The People Agenda Cannot Be an Afterthought

This brings me back to the expert-in-the-loop point, and why it connects so directly to the work UKFin+ does.
The summit made clear that the sector understands it has a skills challenge. AI is creating new roles, reshaping existing ones, and making redundant others, often simultaneously within the same organisation. One initiative mentioned aimed to reskill or upskill 100,000 individuals within banking by 2030, recognising that investing in people through this phase is as important as investing in the technology itself.
But reskilling is not the same as creating experts. There is an important distinction between building broad AI literacy across an organisation (which is essential) and cultivating the deep, domain-specific expertise required to meaningfully oversee AI systems in high-stakes environments. Financial crime detection, credit underwriting, complaints resolution, ESG reporting: these are areas where the consequences of a poorly overseen AI output can be serious and far-reaching. ‘Someone checked it’ is not sufficient. ‘Someone who understood what they were looking at checked it’ is a very different standard.
What does meaningful expert oversight of AI systems require? How do we design roles, training pathways, and governance structures that build that capacity? How do we measure whether human oversight is substantive or performative? These are complex, interdependent, and resistant to simple solutions, wicked problems, and they will not be solved by any single institution working in isolation.
These are the kind of challenges that UKFin+ is designed to address. By connecting academic researchers with industry practitioners and regulators, we can investigate these questions with the rigour and independence they deserve.

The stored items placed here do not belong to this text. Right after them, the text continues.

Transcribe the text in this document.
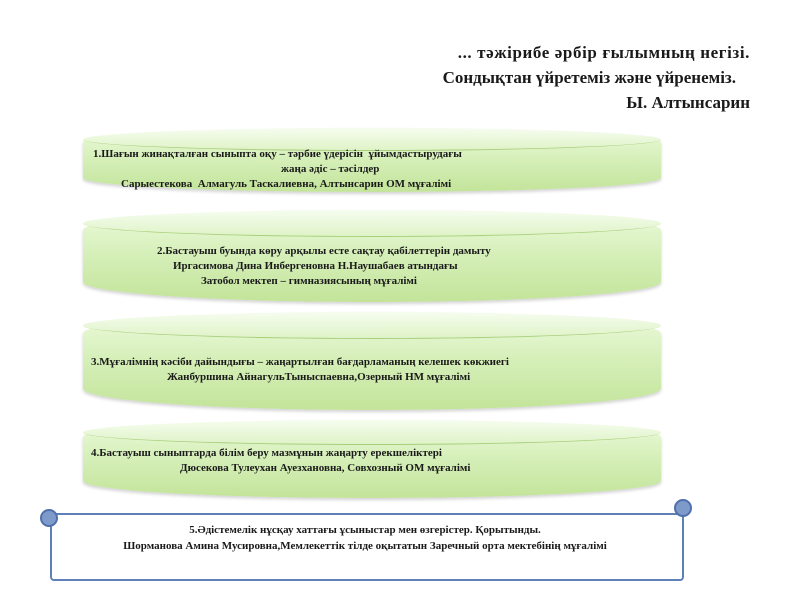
... тәжірибе әрбір ғылымның негізі.
Сондықтан үйретеміз және үйренеміз.
Ы. Алтынсарин
1.Шағын жинақталған сыныпта оқу – тәрбие үдерісін  ұйымдастырудағы
жаңа әдіс – тәсілдер
Сарыестекова  Алмагуль Таскалиевна, Алтынсарин ОМ мұғалімі
2.Бастауыш буында көру арқылы есте сақтау қабілеттерін дамыту
Иргасимова Дина Инбергеновна Н.Наушабаев атындағы
Затобол мектеп – гимназиясының мұғалімі
3.Мұғалімнің кәсіби дайындығы – жаңартылған бағдарламаның келешек көкжиегі
Жанбуршина АйнагульТыныспаевна,Озерный НМ мұғалімі
4.Бастауыш сыныптарда білім беру мазмұнын жаңарту ерекшеліктері
Дюсекова Тулеухан Ауезхановна, Совхозный ОМ мұғалімі
5.Әдістемелік нұсқау хаттағы ұсыныстар мен өзгерістер. Қорытынды.
Шорманова Амина Мусировна,Мемлекеттік тілде оқытатын Заречный орта мектебінің мұғалімі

ESG: From Reporting Burden to Business Transformation

One of the most energising sessions I attended focused on the shift from ESG as a compliance exercise to ESG as a genuine business transformation. The message was consistent: sustainability cannot sit in a silo. It needs to be embedded in data infrastructure, decision-making, and day-to-day operations. And the data model required for meaningful sustainability reporting turns out to be the same joined-up, high-quality data model that effective AI deployment demands. For SMEs in particular, the conversation is evolving. The framing is moving away from ‘net zero obligations’ and towards ‘business resilience and cost reduction’. That reframe matters. It makes sustainability something SMEs can engage with on their own terms, rather than an additional overhead imposed from above.

What Banks Need to Leave Behind

One of the more entertaining sessions of the summit asked participants to nominate what banking most needs to consign to history. The answers were revealing: the gap between strategy and execution, dysfunctional silo culture, legacy end-user computing that lives in spreadsheets no one officially owns, and the tendency to launch AI initiatives without clear governance over who is responsible when something goes wrong.
What connected all of these was a simple observation: AI is powerful if you have the organisational capability to execute it. If you do not, it simply creates new versions of the same old problems – just faster, and harder to trace.

What This Means for Research, and for UKFin+

Conferences such as the Banking Transformation Summit are important for the insights they provide, and for the gaps in knowledge they reveal about the sector. The questions being asked on stage about expert oversight, responsible scaling, and the human dimensions of AI governance remain unanswered. They are being actively negotiated. And that is where independent, rigorous research has a critical role to play. Because the sector is right that we need humans in the loop. We just need to be much more honest about what ‘human’ actually means in that sentence.